Like John F. Kennedy and George W. Bush, Mitt Romney’s career has been both a tribute to and a repudiation of a famous father. George Romney in the 1950s became CEO of American Motors Corp., made a modest fortune betting on energy efficiency in an age of gas guzzlers and ended up governor of Michigan. Mitt made an odd career choice after his top-notch education: Already married and a father of two, he left Harvard and eschewed both politics and the law to enter the at-the-time unsexy world of financial consulting.

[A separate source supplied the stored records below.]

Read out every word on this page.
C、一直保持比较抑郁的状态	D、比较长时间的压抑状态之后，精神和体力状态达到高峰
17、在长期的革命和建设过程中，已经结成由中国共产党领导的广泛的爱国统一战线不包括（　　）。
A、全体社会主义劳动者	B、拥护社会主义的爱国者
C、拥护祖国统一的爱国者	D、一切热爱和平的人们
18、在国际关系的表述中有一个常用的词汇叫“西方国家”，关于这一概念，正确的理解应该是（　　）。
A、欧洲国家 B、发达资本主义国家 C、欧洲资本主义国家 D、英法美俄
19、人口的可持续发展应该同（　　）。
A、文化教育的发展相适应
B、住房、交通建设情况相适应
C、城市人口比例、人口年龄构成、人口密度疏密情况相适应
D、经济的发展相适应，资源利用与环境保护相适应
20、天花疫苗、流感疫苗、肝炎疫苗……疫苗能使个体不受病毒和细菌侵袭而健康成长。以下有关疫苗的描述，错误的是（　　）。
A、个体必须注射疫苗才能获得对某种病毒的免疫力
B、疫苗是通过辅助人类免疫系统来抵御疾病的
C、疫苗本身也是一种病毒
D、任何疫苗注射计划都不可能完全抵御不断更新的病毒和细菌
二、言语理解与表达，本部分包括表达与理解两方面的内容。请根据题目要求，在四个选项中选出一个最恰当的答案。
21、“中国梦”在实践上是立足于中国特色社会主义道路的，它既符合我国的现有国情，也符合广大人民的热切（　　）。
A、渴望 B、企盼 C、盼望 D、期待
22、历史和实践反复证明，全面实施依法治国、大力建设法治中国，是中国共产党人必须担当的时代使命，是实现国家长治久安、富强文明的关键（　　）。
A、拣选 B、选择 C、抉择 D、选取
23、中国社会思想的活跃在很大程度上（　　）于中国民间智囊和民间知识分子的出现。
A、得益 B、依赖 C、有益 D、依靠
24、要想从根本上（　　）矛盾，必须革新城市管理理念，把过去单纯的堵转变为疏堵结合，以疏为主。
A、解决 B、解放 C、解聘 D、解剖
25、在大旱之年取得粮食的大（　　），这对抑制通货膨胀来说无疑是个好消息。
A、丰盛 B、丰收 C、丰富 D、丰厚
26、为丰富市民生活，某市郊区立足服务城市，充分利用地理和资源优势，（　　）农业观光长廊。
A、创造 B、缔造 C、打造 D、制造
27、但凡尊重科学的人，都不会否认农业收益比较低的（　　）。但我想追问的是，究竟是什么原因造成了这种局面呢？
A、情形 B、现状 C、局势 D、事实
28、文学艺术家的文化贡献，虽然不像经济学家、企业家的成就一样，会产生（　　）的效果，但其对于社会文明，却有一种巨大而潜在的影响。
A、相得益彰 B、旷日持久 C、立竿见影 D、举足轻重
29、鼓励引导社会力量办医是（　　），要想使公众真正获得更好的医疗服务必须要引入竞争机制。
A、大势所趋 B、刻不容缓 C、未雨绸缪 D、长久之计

Romney started off at the Boston Consulting Group, where he showed an aptitude for crunching numbers and glad-handing clients. Then, in 1977, he joined a young entrepreneur named Bill Bain at a firm called Bain & Company, where he worked for six years before being handed the reins of a new firm-within-a-firm called Bain Capital. Romney made a fateful strategic decision: he moved away from creating companies through venture capital schemes, and toward a business model that involved borrowing huge sums of money to take over existing firms, then extracting value from them by force. This form of financial piracy became known as a ‘leveraged buyout’, and it achieved iconic status, thanks to Gordon Gekko in Wall Street.
Romney and Bain avoided the hostile approach, preferring to secure the cooperation of their takeover targets by buying off company management with lucrative bonuses. With management is on board, the rest was just numbers. Say the target company is worth $500 million, Bain might put down $20 million of its own cash, then borrow $350 million from an investment bank to take over a controlling stake. The catch? When Bain borrows all of that money from the bank, it’s the target company that ends up owning all the debt.

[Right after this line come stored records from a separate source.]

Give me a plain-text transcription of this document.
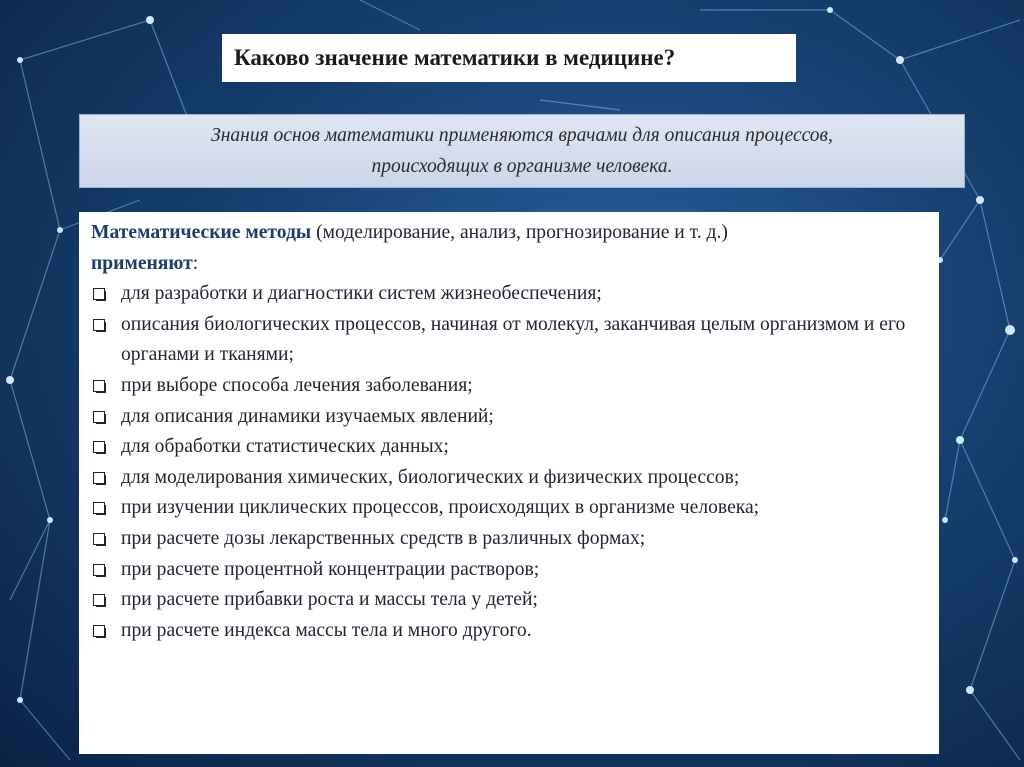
Каково значение математики в медицине?
Знания основ математики применяются врачами для описания процессов,
происходящих в организме человека.

Математические методы (моделирование, анализ, прогнозирование и т. д.)
применяют:

для разработки и диагностики систем жизнеобеспечения;
описания биологических процессов, начиная от молекул, заканчивая целым организмом и его органами и тканями;
при выборе способа лечения заболевания;
для описания динамики изучаемых явлений;
для обработки статистических данных;
для моделирования химических, биологических и физических процессов;
при изучении циклических процессов, происходящих в организме человека;
при расчете дозы лекарственных средств в различных формах;
при расчете процентной концентрации растворов;
при расчете прибавки роста и массы тела у детей;
при расчете индекса массы тела и много другого.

Once in such debt, one of two things can happen. The company can fire workers and slash benefits to pay its new obligations (debt + Bain fees + management bonuses), leaving it ripe to be resold by Bain at a huge profit. Or it can go bankrupt, leaving behind one or more shuttered factory towns. Either way, Bain wins. Within the cult of Wall Street that forged Mitt Romney, making money justifies any behavior, no matter how venal. Romney’s face when asked to apologise said it all: Hey, I’m trying to win an election. We’re all grown-ups here.
In the old days, making money required sharing the wealth: with assembly-line workers, with middle management, with schools and communities, with investors. Even the Gilded Age robber barons, despite their unapologetic efforts to keep workers from getting any rights at all, built America in spite of themselves, erecting railroads and oil wells and telegraph wires. Under Romney’s business model, leveraging other people’s debt means you carve out big profits for yourself but leave everyone else holding the bag.

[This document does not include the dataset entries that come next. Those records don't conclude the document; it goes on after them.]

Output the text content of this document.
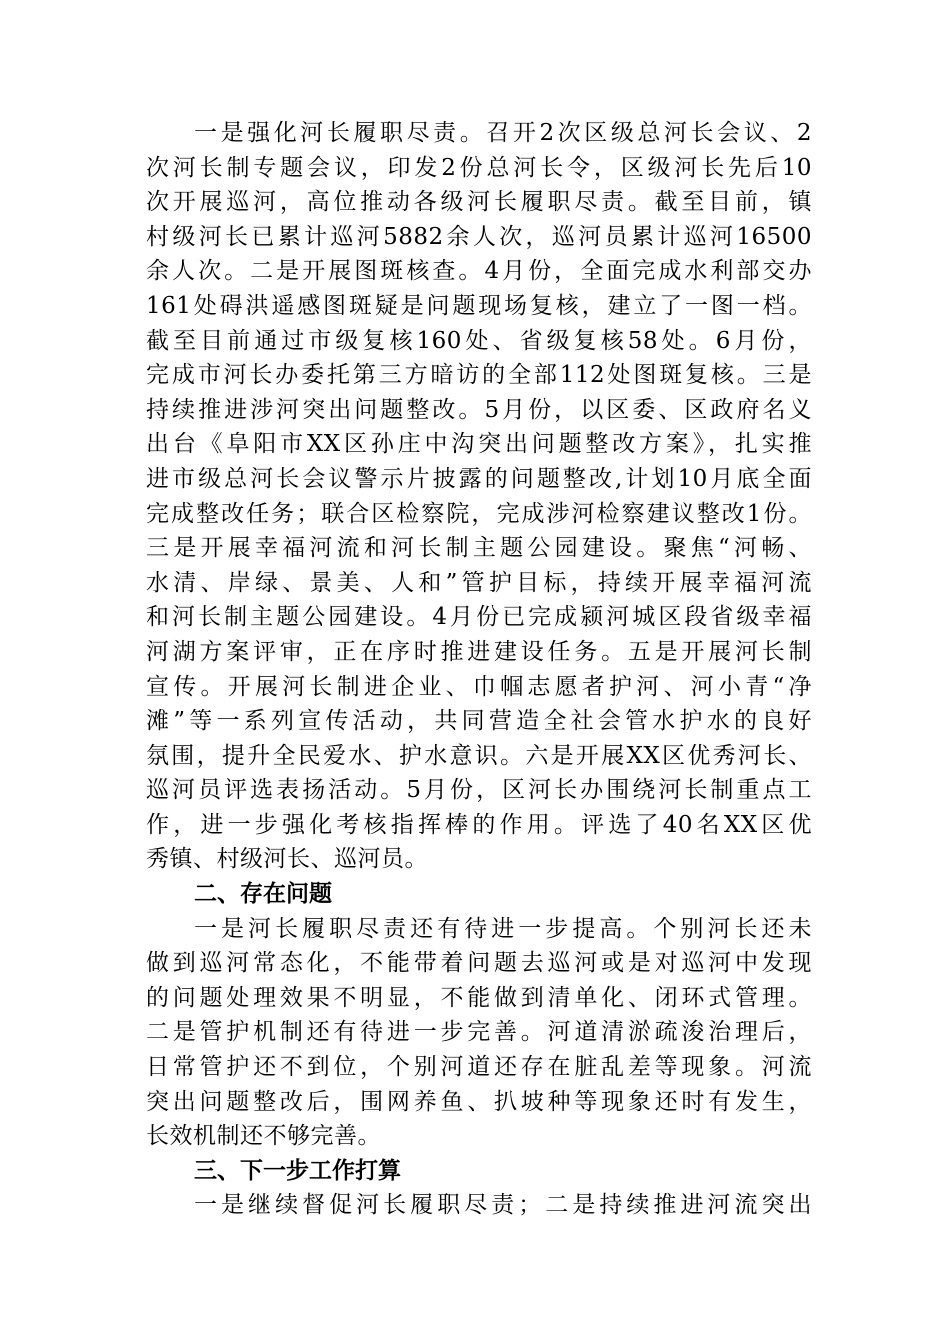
一是强化河长履职尽责。召开2次区级总河长会议、2
次河长制专题会议，印发2份总河长令，区级河长先后10
次开展巡河，高位推动各级河长履职尽责。截至目前，镇
村级河长已累计巡河5882余人次，巡河员累计巡河16500
余人次。二是开展图斑核查。4月份，全面完成水利部交办
161处碍洪遥感图斑疑是问题现场复核，建立了一图一档。
截至目前通过市级复核160处、省级复核58处。6月份，
完成市河长办委托第三方暗访的全部112处图斑复核。三是
持续推进涉河突出问题整改。5月份，以区委、区政府名义
出台《阜阳市XX区孙庄中沟突出问题整改方案》，扎实推
进市级总河长会议警示片披露的问题整改,计划10月底全面
完成整改任务；联合区检察院，完成涉河检察建议整改1份。
三是开展幸福河流和河长制主题公园建设。聚焦“河畅、
水清、岸绿、景美、人和”管护目标，持续开展幸福河流
和河长制主题公园建设。4月份已完成颍河城区段省级幸福
河湖方案评审，正在序时推进建设任务。五是开展河长制
宣传。开展河长制进企业、巾帼志愿者护河、河小青“净
滩”等一系列宣传活动，共同营造全社会管水护水的良好
氛围，提升全民爱水、护水意识。六是开展XX区优秀河长、
巡河员评选表扬活动。5月份，区河长办围绕河长制重点工
作，进一步强化考核指挥棒的作用。评选了40名XX区优
秀镇、村级河长、巡河员。
二、存在问题
一是河长履职尽责还有待进一步提高。个别河长还未
做到巡河常态化，不能带着问题去巡河或是对巡河中发现
的问题处理效果不明显，不能做到清单化、闭环式管理。
二是管护机制还有待进一步完善。河道清淤疏浚治理后，
日常管护还不到位，个别河道还存在脏乱差等现象。河流
突出问题整改后，围网养鱼、扒坡种等现象还时有发生，
长效机制还不够完善。
三、下一步工作打算
一是继续督促河长履职尽责；二是持续推进河流突出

Romney is a perfect representative of one side of the ominous cultural divide that will define the next generation, not just in America but all over the world. That divide will be between people who consider themselves citizens of actual countries, to which they have patriotic allegiance, and people to whom nations are meaningless, living in a stateless global archipelago of privilege – a collection of private schools, tax havens and gated communities and minimal connection to the rest.
Obama ran on “change” in 2008, but Mitt Romney represents a far more real and seismic shift in the American landscape. Romney is the frontman and apostle of an economic revolution, in which transactions are manufactured instead of products, wealth is generated without accompanying prosperity, and Cayman Islands partnerships are lovingly erected and nurtured while communities fall apart.